Der Staatsvertrag zum Online Casino Glücksspiel.

Wie wirkt sich der neue Glücksspiel Staatsvertrag auf online Casinos aus? Hilft es oder schadet es ihnen nur? Gibt es überhaupt Sinn bei diesen eingeführten Regelungen? Welche von diesen Regeln werden von den Behörden bezüglich der online Casinos und des Glücksspiels überhaupt eingehalten und wird es Konsequenzen für die Industrie der online Casinos in den nächsten Jahren mit sich bringen? In dem folgenden Text wollen wir uns diese Fragen und noch anderen Punkten zum Thema online Glücksspiel genau ansehen und hoffen dass wir Ihnen damit ausführliche Informationen zum Thema online Casino liefern werden.
Glücksspiel gibt es etwa nicht erst seit ein paar Jahrzehnten, nein, die Wurzeln reichen weit zurück in die Geschichte der Menschheit. Schon im alten Ägypten, zur Zeit der Pharaonen, wurde mit geschnitzten Knochenteilen und anderen Gegenständen gewürfelt. Und mindestens seit der Entstehung des Glückspiels und folglich auch der online Casinos gibt es starke Diskussionen im Bezug auf das Verbot von Lotterien und online Casinos. Verstärkt werden die Diskussionen durch die ständig wachsende Anzahl der online Casinos und dessen Pokerräume, die eigentlich ganz wenig mit dem klassischen Glücksspiel zu tun haben. Man behauptet, es gäbe eine starke Suchtgefahr, die die online Casinos und ähnliche Unternehmen verbreiten und deshalb ist es in Deutschland verboten irgendwelche Art von Werbung für die online Casinos zu machen. Diese Regelung hatte nicht nur Auswirkungen auf die privaten online Casino Betreiber, sondern auch die staatlichen Lotterie Gesellschaften. Währen der Schulferien warb eine Lotto Gesellschaft auf ihren Plaketten mit folgendem Satz: „Denken Sie bei Ihren Reisevorbereitungen daran, vor dem Urlaub Lotto zu spielen.“, und es wurde auf einen Lotterie Link hingewiesen. Das Gericht hat in dieser Botschaft eine direkte Aufforderung, Glücksspiel zu betreiben, was dem Glücksspielvertrag vom Januar 2008 widersprach. Und dieser Vertrag betrifft nicht die staatlichen Lotterien sondern auch online Casinos.

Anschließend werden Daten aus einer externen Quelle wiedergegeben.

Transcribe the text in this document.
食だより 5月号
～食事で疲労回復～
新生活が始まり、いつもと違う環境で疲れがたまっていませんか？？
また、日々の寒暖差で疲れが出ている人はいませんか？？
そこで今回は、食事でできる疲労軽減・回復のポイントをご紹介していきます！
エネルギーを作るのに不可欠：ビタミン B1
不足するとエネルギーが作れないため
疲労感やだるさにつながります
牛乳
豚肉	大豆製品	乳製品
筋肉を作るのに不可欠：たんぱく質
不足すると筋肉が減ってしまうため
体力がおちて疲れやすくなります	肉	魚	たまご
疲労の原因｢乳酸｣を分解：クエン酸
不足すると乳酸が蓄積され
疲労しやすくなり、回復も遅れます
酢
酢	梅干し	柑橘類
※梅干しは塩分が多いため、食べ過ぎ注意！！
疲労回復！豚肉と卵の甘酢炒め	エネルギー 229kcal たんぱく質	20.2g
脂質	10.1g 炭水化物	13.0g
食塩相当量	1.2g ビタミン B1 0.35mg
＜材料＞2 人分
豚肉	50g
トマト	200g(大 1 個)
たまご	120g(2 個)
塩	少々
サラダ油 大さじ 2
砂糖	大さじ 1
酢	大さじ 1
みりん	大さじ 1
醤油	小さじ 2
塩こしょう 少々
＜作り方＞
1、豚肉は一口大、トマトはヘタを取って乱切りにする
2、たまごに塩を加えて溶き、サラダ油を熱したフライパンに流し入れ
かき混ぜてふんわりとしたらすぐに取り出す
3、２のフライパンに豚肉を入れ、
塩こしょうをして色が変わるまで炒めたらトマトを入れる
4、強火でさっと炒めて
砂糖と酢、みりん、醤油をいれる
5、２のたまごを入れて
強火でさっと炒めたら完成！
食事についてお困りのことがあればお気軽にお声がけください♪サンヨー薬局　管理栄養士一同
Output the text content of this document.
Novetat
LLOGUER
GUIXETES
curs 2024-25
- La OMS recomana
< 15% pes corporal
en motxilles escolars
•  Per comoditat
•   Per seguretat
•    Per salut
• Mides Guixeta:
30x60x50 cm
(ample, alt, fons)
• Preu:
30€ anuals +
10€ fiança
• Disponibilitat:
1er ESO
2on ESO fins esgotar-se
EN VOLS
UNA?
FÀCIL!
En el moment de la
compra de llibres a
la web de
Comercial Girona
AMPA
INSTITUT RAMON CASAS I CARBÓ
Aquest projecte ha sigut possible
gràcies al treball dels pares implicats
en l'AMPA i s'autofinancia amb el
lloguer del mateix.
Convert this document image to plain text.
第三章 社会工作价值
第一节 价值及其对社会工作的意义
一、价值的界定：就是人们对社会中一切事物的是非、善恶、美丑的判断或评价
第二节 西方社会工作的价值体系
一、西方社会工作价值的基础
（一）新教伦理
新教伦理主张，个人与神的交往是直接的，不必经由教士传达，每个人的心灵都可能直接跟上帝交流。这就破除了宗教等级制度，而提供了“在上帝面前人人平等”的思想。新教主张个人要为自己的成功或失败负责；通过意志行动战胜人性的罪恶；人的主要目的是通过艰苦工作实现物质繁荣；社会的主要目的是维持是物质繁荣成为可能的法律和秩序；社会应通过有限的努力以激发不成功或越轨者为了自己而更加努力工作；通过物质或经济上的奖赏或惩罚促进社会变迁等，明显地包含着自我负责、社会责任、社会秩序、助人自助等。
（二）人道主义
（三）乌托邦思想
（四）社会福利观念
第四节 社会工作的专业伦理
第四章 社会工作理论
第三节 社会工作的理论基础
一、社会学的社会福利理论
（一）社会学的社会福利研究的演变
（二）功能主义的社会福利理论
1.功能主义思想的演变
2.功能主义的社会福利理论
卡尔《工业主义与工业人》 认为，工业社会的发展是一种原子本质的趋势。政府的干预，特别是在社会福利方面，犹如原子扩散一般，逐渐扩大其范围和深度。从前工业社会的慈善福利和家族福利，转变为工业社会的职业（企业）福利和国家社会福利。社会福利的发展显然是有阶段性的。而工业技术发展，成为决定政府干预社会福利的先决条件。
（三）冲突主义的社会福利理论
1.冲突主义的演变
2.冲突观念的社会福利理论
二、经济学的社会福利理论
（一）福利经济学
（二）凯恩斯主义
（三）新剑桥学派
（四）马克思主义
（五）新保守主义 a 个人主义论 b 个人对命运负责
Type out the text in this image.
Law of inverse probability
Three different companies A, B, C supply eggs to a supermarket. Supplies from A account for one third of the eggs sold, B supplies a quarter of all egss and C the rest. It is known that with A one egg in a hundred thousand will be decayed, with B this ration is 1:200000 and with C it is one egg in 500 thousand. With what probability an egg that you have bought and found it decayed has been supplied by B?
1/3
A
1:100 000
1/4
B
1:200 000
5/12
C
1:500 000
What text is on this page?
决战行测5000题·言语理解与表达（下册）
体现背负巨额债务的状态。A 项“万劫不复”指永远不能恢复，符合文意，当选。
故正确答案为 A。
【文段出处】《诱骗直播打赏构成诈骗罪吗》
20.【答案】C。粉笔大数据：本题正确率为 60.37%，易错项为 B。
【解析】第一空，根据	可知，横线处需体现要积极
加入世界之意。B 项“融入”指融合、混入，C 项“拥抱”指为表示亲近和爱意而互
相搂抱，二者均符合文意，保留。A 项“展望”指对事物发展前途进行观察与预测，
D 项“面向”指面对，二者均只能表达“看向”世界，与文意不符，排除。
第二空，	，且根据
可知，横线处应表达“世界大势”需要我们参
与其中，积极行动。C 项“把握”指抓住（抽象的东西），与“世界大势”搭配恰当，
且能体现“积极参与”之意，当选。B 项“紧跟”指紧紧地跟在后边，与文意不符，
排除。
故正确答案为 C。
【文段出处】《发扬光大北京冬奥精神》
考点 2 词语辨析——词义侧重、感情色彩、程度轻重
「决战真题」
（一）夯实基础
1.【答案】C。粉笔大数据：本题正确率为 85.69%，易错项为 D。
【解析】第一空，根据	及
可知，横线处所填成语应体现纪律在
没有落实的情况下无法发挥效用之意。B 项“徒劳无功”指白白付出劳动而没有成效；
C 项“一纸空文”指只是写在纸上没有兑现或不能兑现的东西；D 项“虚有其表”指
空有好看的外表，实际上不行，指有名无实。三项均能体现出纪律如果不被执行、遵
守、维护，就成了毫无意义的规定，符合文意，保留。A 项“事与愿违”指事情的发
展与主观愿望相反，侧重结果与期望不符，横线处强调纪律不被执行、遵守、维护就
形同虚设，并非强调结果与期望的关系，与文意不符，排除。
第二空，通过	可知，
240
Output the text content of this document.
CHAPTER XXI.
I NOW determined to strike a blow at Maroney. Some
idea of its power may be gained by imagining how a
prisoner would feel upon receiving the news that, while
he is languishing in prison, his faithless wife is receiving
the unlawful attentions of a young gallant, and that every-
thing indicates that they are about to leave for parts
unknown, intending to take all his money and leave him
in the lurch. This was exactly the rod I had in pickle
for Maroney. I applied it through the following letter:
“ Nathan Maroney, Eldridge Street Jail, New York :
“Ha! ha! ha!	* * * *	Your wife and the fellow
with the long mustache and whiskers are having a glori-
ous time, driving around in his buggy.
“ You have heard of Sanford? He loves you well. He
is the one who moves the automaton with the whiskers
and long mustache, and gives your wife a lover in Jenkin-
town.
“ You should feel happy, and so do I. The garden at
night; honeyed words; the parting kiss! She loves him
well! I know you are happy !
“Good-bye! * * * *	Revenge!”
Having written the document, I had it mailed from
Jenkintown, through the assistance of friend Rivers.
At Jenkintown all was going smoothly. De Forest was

Natürlich gibt es auch Ausnahmen. Erst vor kurzem entschied sich das Verwaltungsgericht im Berlin gegen die Durchführung des Glückspielvertrages und zu Gunsten eines online Casino Anbieters. Die Begründung für das Urteil war folgende: der verbot der Werbung für die online Casinos widerspricht dem Gesetz der Dienstleistungsfreiheit. Solche Urteile lassen die online Casino Betreiber aufhorchen und geben den Werbemacher von online Casinos wieder Hoffnung. Durch diese zwei Urteile wird sofort klar, dass sich die deutsche Gesetzgebung in diesem Punkt über die Werbung für online Casinos noch nicht eindeutig festgelegt hat. Abgesehen davon, dass die Gesetzgebung keine feste Regelung über diese Frage hat, steht sie dazu noch im Bezug auf online Casino und auf das Glücksspiel überhaupt vor einer fast unlösbaren Aufgabe. Fest steht eins: Deutschlang hat durch diesen Staatsvertrag über das Glückspiel noch lange keine allgemeine Regelung für private beziehungsweise staatliche Glücksspielunternehmen geschafft. Die Popularität wächst und die Deutschen geben insgesamt über 30 Milliarden Euro für online Casino und überhaupt für das Glücksspiel aus. Fakt ist, man braucht eine einheitliche Lösung.